Raised by @epage on reddit. The walkdir type should implement some common traits. They might not all make sense, but I think:

  • Debug
  • Clone
  • Eq was also mentioned. I'm not sure what the use-case for this one is though, maybe @epage can elaborate more.

Any other thoughts on this one?

epage commented 7 years ago

While Clone is more obvious, I'll still mention my use cases:

My interest in Eq is more speculative. cobalt is a static site generator. It has a live-update mode for testing out changes. At a later point, I'm planning to support partial updates rather than rebuilding the entire site. For some cases, I'll need to reload the configuration, see what has changed, and re-run the parts that have changed. I'm unsure if I'll be calling Eq on WalkDir or on a custom data structure for this purpose.

KodrAus commented 7 years ago

Thanks @epage. I'll add this to the tracking issue :+1:

tmccombs commented 7 years ago

With the current implementation, I don't think this is possible, because WalkDirOptions contains an Option<Box<FnMut(...) -> Ordering + 'static>> Maybe it would be possible if FnMut was weakened to Fn, but then you would run into https://github.com/rust-lang/rust/issues/24000

BurntSushi commented 7 years ago

I strongly think the walkdir iterator should not impl Eq.

Clone seems fine if it's doable. Can we put the closure into an Arc?

epage commented 7 years ago

I strongly think the walkdir iterator should not impl Eq.

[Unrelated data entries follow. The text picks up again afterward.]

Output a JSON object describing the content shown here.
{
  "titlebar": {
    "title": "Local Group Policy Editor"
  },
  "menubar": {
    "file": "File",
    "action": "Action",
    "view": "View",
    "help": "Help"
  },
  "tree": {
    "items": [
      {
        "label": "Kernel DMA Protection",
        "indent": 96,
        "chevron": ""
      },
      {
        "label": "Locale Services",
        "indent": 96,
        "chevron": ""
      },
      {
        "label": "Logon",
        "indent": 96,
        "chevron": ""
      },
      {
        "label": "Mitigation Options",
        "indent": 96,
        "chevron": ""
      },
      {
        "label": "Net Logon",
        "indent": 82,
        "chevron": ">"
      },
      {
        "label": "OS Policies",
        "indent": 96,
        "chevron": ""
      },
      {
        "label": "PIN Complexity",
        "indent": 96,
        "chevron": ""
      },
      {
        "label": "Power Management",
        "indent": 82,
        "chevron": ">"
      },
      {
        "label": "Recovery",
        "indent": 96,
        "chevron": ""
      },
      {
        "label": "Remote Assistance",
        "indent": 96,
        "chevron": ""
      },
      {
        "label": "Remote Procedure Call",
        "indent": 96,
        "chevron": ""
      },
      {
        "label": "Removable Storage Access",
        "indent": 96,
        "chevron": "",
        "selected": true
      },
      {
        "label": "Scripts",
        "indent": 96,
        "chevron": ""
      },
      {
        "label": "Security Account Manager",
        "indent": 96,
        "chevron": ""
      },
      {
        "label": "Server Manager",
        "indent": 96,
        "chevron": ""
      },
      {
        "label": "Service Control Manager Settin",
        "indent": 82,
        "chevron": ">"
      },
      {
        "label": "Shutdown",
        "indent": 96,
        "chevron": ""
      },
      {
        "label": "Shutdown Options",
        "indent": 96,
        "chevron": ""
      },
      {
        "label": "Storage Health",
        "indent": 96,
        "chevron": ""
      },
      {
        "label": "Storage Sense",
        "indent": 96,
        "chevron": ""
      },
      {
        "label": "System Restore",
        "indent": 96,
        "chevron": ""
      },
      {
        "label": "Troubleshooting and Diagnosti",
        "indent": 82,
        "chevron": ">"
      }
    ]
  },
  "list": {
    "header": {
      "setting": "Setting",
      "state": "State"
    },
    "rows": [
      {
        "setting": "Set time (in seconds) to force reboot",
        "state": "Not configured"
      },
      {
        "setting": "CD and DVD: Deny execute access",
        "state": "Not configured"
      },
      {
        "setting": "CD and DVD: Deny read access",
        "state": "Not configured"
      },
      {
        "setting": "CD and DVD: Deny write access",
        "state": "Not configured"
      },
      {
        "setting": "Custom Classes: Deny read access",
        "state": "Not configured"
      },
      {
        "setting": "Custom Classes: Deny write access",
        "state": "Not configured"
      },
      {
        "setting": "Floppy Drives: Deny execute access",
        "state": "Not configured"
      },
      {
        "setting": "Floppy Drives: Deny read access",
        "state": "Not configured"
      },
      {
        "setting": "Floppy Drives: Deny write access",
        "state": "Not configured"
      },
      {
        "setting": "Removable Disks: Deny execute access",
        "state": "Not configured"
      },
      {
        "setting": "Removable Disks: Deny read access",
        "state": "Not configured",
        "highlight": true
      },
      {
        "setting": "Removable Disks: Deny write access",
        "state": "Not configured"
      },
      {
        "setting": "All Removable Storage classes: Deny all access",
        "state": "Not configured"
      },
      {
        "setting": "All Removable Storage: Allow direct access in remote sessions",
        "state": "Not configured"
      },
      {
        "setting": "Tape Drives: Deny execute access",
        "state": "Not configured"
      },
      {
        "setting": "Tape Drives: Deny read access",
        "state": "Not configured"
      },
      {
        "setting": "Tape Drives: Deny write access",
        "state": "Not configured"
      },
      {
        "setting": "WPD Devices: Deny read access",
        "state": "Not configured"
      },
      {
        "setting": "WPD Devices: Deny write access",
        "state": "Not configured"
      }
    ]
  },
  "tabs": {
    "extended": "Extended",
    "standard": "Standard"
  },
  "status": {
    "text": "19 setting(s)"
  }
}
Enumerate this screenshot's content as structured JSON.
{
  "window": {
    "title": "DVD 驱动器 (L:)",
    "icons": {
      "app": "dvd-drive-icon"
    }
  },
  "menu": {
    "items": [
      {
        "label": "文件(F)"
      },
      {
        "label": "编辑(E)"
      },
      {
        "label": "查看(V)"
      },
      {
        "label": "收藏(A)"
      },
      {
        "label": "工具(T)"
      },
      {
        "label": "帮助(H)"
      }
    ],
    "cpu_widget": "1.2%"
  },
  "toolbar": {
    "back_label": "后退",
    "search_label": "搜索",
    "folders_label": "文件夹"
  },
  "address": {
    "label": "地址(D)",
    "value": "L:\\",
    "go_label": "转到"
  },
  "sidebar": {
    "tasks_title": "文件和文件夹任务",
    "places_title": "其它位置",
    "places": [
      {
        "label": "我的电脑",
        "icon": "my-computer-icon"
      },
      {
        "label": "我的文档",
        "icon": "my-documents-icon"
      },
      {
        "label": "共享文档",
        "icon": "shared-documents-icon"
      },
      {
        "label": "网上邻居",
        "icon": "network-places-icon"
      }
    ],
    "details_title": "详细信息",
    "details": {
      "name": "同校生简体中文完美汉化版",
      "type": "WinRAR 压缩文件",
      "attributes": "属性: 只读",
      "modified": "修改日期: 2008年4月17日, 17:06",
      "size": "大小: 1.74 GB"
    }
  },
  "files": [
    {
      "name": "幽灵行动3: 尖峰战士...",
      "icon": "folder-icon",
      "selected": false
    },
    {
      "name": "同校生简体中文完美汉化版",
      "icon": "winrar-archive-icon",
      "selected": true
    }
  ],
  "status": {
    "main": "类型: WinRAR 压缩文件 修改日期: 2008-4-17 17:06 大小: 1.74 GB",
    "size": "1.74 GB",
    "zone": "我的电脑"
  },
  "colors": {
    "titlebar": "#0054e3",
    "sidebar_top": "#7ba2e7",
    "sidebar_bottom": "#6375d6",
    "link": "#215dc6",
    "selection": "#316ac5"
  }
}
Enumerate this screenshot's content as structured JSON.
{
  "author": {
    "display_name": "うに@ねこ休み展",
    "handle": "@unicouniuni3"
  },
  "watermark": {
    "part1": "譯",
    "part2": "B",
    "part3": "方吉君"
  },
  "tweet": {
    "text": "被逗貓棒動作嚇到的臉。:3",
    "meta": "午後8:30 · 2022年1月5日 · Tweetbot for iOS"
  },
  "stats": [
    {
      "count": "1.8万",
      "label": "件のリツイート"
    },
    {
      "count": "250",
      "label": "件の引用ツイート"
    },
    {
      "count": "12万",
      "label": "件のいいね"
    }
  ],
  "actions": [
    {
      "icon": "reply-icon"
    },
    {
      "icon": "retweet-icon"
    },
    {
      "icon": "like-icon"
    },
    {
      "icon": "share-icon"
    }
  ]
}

To be clear, my request is for Eq to be implemented for WalkDir and not its iterator. If you still feel that way, I'm curious why. My interest isn't as much to push strongly on this one point (as I mentioned, my interest is speculative) but to (1) gain insight and (2) help with libz blitz decisions and (3) ensure its recorded so hopefully people don't bring this up again.

What is the intention behind sorter being an FnMut? I'm trying to better understand so I can see how Arc plays out with my suggested use cases.

BurntSushi commented 7 years ago

If you still feel that way, I'm curious why.

I guess I should re-word my thoughts:

  1. What are the specific use cases for comparing two WalkDir values for equality?
  2. What does equality actually mean? Is it just comparing the configuration? If so, then you really can't see through a closure for equality, so I'm not sure how that would work. Or does equality compare the set of directories and files yielded by the configuration? If the latter, are only the directory and file names compared, or are the contents considered as well? How are errors handled?

I think (1) is the most important. If we have (1), then perhaps that will yield answers to (2).

What is the intention behind sorter being an FnMut? I'm trying to better understand so I can see how Arc plays out with my suggested use cases.

Generally speaking, FnMut should probably be the default closure type you reach for. It's the least restrictive from the caller's perspective. It is also consistent with the sort_by method on slices inside std.

epage commented 7 years ago

One of the features of cobalt (static site generator) is that it can live update a preview of a site. Currently, when it detects any change, it completely rebuilds the site. Something we're interested in eventually implementing is the ability to do partial rebuilds. One way I'm considering doing this is to load the configuration and rebuild the site for any part of the configuration that is different (another mechanism would handle re-walking if files are deleted / added).

I'm not entirely sure yet if I'd be doing equality checks on WalkDir to see if the config has changed or a more application specific data type.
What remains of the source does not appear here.